“Ho, every one that thirsteth, come ye to the waters, and he that hath no money; come ye, buy, and eat; yea, come, buy wine and milk without money and without price.” Those wonderful words from Isaiah 55, inscribed into my gut in the thundering sonorities of the King James Bible, seem to me the perfect text from which to launch a brief reflection on how the information age is changing our culture—and the impact that change might have on theological education.
This issue of In Trust is devoted mainly to the topic of money, a perennial item of interest in our sector of the academic world, because as graduate schools go, theological schools are as hard-pressed as any. The shaky financial state of Association of Theological Schools members is charted in the graphs on the cover and in my article “Red Is for Danger.”
But the warning signs in the numbers are not necessarily a reason to cry doom.
Maybe we should be crying, “Ho, come ye to the waters.”
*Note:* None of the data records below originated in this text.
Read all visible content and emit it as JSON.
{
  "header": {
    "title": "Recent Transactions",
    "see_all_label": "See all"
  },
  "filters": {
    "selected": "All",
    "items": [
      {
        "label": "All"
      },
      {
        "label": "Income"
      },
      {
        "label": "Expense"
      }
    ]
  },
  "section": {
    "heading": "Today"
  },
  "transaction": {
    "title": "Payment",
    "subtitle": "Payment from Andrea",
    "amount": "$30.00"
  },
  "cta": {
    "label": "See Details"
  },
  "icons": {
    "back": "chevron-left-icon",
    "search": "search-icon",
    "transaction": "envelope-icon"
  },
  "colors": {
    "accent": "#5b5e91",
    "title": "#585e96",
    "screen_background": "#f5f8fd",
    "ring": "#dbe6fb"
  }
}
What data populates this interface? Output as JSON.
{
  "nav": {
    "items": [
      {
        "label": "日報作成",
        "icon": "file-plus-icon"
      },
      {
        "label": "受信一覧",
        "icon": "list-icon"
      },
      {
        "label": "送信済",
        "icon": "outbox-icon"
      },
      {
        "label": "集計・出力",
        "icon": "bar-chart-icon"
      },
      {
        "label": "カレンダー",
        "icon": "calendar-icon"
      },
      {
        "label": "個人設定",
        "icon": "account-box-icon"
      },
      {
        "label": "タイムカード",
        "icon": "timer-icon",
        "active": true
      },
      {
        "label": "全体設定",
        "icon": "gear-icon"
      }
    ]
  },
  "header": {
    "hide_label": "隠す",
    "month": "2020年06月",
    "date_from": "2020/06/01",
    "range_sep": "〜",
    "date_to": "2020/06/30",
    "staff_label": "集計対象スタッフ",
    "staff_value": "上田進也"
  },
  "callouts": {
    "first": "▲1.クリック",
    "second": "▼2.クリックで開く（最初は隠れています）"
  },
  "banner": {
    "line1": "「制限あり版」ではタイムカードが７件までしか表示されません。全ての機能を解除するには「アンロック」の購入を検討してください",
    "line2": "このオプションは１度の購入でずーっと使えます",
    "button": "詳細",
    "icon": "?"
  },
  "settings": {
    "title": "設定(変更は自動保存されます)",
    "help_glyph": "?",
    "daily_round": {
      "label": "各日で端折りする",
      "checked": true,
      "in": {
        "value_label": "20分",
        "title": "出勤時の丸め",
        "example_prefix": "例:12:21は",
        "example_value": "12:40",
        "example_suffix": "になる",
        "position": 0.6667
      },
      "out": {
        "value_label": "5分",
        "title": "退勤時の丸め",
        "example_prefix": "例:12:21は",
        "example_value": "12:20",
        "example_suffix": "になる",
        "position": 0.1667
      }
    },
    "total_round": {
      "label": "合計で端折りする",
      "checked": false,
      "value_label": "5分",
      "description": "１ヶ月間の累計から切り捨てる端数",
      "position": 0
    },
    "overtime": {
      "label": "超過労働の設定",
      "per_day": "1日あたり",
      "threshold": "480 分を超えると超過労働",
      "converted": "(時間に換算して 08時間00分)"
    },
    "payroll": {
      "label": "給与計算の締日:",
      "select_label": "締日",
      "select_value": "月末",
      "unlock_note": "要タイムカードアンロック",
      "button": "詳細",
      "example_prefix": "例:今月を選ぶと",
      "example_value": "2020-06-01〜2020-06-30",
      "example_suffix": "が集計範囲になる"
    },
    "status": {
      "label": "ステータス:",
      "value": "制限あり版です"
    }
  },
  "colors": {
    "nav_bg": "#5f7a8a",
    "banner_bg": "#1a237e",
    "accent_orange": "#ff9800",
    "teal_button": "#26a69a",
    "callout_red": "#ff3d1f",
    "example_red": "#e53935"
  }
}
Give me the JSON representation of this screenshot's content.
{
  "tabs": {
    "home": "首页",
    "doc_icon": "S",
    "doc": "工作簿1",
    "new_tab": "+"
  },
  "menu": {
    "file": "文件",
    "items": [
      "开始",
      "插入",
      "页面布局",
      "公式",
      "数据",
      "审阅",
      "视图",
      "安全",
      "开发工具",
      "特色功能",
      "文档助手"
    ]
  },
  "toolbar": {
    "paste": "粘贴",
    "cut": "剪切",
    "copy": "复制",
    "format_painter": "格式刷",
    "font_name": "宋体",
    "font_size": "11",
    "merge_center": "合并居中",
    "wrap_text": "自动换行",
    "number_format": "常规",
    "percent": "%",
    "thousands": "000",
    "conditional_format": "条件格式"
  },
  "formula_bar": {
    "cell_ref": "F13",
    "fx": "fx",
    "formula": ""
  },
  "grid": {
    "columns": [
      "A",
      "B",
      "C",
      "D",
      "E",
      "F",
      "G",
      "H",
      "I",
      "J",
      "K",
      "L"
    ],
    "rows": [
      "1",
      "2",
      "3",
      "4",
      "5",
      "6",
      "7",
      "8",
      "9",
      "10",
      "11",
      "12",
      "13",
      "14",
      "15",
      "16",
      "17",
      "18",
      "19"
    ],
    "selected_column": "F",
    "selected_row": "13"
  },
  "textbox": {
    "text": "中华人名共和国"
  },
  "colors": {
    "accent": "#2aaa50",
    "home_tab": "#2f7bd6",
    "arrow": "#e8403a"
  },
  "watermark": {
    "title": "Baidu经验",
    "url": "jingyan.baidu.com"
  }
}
In the past several weeks my colleagues and I at In Trust have been working intensively on planning for an extensive upgrading of our internet web presence and our electronic publication and education capability. It has led me to think as deeply as I am able about what we do at In Trust and what we’re for. We have all heard about rapid change and its effect on our lives, but I’m now convinced that our world is poised on the cusp of what some call a “paradigm shift”; we’re entering not only a new millennium but a new age. the Age of Informationalism. That term comes from Manuel Castells, whom you’ve probably never heard of. I hadn’t either until I read a book titled The Hacker Ethic and the Spirit of the Information Age, by Pekka Himanen, a philosopher at the University of Helsinki and the University of California at Berkeley. The book’s prologue is by Linus Torvalds, the creator of Linux, a free computer software that directly challenges the ubiquitous (and expensive) Microsoft Windows. The epilogue is by Castells, a professor of sociology at U.C. Berkeley.
So what does pondering about computers and their potential have to do with theological schools and how they raise and spend their money? Simply that computers are altering the way humans live and work and engage in transactions with one another as profoundly as anything that has ever happened in human history. That’s an extravagant observation from someone who tends to prefer understatement, and I may be wrong. But I don’t think so.
And what Himanen and his colleagues suggest to me is that those who flourish in this new age will be those who are rich with ideas and imagination, and who understand that the creation we have been given is one of abundance to be shared, not of scarcity to be clung to. In such a world the tiny theological school may have as much potential, perhaps more, than the most gargantuan university—if the knowledge it maintains, the education it offers are profound and true.